Quel magnifique moment ! Joutes d’idées, collusion de lectures, d’interprétations, rien de tiède, rien d’agressif non plus parce que l’auteur est un homme porté au consensus et à la discussion et ne manie jamais l’oukase. À aucun moment il n’a contré une interprétation de son texte; attentif, tout en concertation et en écoute.

Sa façon de se dévoiler sans fard, sans protection et sans impudeur aucune, de montrer la gestation de ses personnages et ce qu’ils doivent à sa vie personnelle ont fasciné les lecteurs (enfin surtout les lectrices parce qu’il y avait peu d’hommes dans l’assistance).

Les moments les plus importants furent ceux où il a fait lecture d’extraits son roman. Alors la dimension humaine, la précision et la beauté de la langue sont apparues dans toute leur force. Le monologue de la mère parlant du deuil de vivant de son enfant handicapé a bouleversé l’assistance. Les autres pages choisies par l’auteur mettaient en lumière des évidences que je n’avais pas vues, tout à ma grille de lecture personnelle. Un écrivain n’est pas toujours la personne la plus adaptée pour lire son texte, mais là, vraiment, je crois que personne n’aurait pu rendre aussi intelligible la recherche obstinée des personnages du plus haut sens de leur vie.

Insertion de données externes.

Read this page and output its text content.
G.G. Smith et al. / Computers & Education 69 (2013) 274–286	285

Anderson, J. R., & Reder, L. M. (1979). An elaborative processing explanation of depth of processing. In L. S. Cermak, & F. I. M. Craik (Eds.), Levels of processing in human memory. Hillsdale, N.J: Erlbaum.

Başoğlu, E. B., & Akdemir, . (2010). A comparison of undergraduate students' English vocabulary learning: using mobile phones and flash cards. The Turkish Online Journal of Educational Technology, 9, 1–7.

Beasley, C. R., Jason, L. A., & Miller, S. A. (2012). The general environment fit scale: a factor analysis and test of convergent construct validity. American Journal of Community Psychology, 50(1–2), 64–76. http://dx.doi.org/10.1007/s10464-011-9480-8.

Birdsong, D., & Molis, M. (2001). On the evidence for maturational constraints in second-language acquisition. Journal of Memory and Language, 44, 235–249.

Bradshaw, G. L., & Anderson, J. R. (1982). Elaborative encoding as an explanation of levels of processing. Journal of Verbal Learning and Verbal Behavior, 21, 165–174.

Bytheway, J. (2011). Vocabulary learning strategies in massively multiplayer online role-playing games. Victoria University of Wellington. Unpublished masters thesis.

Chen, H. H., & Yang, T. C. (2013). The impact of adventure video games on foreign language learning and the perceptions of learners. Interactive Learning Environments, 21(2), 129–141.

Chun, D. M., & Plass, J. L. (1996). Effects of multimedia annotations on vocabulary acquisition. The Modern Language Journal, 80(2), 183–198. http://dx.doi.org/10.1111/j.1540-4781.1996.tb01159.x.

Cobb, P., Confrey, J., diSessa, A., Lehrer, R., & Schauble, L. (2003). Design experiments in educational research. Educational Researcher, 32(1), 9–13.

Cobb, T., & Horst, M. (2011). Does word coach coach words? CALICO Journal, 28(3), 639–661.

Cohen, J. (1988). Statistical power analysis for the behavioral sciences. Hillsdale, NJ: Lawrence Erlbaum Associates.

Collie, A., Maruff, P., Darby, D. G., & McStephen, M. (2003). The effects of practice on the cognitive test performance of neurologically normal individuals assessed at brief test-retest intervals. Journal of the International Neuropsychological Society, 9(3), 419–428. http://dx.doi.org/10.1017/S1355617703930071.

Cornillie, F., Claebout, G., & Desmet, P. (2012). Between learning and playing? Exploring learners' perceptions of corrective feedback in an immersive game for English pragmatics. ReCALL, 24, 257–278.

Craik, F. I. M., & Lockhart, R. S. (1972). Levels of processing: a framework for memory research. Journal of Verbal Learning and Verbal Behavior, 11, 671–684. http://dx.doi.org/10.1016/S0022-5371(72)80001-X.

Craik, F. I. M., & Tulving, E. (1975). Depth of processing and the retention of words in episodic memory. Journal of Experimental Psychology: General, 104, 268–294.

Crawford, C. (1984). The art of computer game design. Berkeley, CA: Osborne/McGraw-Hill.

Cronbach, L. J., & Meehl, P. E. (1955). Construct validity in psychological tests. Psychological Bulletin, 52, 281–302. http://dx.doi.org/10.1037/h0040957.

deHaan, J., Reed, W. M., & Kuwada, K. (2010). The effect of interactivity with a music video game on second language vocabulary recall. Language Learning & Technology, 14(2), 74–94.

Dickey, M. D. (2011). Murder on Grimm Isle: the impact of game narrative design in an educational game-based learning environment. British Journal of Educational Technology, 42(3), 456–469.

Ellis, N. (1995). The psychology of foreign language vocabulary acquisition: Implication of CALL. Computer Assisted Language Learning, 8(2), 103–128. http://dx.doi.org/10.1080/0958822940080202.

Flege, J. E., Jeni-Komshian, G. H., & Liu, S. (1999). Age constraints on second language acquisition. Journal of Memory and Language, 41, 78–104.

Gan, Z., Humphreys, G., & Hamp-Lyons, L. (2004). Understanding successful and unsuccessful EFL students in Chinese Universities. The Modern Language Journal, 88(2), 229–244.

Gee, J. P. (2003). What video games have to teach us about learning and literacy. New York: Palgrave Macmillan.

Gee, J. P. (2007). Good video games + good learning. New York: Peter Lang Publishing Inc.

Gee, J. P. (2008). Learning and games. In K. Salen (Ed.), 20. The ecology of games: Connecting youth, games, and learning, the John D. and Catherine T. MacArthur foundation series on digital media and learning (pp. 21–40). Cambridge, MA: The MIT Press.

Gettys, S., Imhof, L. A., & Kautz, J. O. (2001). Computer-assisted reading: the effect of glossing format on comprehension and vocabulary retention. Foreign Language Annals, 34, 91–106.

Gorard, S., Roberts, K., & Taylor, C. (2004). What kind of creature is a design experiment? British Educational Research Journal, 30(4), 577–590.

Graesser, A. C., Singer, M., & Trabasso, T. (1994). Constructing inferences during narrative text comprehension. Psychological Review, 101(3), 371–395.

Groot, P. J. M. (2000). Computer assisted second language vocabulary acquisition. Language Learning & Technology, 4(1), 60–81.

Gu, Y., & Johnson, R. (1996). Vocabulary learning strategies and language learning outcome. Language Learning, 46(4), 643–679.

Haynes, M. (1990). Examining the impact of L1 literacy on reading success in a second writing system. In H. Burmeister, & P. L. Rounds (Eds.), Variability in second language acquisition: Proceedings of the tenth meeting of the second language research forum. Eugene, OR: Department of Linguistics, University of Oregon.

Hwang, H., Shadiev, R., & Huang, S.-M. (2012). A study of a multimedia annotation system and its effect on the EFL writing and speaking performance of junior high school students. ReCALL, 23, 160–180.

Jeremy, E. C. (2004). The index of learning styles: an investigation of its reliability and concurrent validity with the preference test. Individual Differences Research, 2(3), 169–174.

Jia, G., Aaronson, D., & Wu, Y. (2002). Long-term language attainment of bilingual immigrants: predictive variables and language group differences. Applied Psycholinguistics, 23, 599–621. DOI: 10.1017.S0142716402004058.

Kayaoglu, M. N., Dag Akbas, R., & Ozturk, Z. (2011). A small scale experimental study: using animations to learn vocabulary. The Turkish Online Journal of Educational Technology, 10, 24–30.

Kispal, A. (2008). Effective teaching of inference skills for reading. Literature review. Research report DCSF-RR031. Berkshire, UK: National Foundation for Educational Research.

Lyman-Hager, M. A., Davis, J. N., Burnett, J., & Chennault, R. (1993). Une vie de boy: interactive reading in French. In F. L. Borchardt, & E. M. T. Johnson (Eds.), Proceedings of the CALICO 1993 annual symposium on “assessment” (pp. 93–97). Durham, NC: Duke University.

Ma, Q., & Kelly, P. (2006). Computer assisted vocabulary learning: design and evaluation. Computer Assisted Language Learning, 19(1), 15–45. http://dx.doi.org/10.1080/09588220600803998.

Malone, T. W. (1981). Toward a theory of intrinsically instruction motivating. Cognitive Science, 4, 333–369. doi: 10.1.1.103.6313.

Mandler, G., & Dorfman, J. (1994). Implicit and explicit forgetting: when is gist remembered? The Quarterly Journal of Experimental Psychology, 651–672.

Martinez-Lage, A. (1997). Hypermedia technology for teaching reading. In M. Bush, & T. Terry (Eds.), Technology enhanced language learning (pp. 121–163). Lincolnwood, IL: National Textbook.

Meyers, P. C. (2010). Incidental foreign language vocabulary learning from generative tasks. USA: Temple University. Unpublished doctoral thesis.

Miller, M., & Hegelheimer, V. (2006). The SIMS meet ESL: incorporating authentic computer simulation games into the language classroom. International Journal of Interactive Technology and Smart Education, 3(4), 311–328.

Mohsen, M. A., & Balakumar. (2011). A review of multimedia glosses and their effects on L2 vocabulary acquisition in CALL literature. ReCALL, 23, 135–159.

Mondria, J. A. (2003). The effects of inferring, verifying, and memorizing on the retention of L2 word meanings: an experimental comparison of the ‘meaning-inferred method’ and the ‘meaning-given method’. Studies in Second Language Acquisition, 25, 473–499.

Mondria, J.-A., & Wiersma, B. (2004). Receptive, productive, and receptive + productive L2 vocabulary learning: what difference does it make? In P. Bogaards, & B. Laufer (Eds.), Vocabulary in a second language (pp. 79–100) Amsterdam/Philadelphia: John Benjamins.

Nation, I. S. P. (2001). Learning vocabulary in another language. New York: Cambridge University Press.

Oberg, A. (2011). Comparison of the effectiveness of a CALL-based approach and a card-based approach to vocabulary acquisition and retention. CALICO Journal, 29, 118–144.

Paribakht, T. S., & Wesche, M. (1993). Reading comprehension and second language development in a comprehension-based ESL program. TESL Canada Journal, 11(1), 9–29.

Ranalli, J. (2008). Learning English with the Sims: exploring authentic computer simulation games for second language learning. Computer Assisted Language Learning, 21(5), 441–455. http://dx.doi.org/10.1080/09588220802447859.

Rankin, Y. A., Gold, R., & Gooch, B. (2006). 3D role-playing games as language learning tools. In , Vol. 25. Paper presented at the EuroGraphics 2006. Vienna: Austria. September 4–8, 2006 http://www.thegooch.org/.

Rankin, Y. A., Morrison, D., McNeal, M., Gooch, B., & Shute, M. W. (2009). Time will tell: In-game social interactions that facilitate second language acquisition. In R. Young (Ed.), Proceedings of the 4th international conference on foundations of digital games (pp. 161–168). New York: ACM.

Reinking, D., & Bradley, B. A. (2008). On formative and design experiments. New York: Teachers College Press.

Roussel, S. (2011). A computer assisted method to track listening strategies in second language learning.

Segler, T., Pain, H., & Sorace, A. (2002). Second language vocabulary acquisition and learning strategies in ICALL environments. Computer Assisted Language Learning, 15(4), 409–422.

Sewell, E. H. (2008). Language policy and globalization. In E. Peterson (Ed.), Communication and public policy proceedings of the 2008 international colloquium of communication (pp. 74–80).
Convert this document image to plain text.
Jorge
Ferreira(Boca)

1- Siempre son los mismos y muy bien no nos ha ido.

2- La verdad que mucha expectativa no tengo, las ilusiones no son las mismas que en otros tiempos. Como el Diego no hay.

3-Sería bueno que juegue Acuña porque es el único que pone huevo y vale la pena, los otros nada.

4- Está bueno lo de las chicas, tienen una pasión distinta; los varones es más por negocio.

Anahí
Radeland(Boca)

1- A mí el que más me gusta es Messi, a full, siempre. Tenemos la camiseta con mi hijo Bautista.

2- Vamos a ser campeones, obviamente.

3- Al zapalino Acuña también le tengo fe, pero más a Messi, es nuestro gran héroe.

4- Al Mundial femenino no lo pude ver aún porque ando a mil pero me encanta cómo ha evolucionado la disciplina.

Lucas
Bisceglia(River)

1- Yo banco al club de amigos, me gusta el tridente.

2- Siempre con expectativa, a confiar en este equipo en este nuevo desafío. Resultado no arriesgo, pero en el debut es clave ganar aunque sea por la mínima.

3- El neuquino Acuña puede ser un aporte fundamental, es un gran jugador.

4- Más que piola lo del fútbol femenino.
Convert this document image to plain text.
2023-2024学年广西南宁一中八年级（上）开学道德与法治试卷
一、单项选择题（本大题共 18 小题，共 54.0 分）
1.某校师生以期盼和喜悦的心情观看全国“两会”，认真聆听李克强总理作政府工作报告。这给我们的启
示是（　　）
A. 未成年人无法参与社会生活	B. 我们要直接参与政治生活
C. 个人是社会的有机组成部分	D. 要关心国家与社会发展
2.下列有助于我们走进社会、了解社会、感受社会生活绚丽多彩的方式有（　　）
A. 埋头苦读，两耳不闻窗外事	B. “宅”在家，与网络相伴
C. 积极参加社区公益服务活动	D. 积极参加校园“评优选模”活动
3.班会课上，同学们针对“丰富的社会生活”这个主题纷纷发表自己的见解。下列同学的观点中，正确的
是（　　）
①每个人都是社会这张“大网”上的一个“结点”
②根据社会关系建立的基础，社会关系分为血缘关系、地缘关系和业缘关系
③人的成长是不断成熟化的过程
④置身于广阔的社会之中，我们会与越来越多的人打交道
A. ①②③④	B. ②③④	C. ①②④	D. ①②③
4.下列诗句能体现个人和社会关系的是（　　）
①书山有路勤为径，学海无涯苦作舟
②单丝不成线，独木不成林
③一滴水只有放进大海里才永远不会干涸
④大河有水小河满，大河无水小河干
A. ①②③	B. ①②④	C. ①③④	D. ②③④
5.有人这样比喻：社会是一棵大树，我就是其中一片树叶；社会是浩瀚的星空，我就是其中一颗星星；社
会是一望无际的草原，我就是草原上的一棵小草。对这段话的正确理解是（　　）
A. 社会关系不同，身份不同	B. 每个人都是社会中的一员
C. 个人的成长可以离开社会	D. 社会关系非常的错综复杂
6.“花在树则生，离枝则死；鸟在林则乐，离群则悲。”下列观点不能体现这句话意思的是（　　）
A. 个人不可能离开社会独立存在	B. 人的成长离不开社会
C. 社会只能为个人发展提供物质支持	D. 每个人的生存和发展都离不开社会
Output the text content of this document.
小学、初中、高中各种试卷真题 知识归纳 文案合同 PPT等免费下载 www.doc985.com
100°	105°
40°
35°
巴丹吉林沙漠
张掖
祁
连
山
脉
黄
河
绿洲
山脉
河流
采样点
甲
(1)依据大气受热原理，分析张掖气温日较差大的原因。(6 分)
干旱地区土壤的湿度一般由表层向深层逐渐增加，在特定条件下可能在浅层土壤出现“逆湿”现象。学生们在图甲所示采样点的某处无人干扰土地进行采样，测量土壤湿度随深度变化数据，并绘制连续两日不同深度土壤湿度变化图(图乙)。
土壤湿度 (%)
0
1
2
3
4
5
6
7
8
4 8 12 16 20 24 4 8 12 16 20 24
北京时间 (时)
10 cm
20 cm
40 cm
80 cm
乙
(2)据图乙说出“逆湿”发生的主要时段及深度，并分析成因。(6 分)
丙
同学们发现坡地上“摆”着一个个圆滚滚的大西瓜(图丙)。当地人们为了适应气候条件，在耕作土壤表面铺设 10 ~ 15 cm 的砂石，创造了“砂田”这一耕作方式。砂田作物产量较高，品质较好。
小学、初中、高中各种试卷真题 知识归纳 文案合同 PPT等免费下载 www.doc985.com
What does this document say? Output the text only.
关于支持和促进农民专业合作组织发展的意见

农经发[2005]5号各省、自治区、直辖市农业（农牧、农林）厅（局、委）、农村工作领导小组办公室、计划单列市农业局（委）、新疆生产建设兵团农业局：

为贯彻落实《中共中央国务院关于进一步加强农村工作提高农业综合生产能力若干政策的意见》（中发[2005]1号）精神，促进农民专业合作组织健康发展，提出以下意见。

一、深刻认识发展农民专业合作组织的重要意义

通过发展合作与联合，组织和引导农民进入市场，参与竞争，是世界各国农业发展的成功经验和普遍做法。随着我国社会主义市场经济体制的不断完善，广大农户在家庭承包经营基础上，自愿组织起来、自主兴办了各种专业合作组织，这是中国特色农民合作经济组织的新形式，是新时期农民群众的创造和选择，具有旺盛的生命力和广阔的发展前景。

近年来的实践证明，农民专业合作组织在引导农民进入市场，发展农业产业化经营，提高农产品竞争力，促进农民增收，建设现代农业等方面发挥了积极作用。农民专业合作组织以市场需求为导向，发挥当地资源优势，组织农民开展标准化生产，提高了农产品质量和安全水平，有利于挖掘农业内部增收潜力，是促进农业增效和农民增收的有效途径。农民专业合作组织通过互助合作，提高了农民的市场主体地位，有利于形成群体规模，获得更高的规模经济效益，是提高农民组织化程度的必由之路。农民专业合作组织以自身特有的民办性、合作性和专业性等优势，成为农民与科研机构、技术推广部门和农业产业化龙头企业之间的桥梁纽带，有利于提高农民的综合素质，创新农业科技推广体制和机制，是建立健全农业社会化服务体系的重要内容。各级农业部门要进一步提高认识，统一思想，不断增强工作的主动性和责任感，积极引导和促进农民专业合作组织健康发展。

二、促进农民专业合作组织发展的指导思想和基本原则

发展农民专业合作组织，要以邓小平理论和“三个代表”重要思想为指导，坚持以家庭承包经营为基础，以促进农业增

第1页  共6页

J’ai fait une critique de ce livre dans ce blog, je crois que je pourrais en refaire une autre : oui Les Mensch est un titre bien choisi, la famille qu’il nous décrit n’est pas ordinaire, elle fait du mieux qu’elle peut, selon l’auteur, tendue vers le bonheur de ses membres et la lumière, même si celle-ci vient de la cave. Cette famille, c’est celle de tous les hommes, pense l’auteur avec générosité. Nicolas Couchepin, l’humaniste helvétique a fait beaucoup de bien ce soir-là à ses lecteurs français.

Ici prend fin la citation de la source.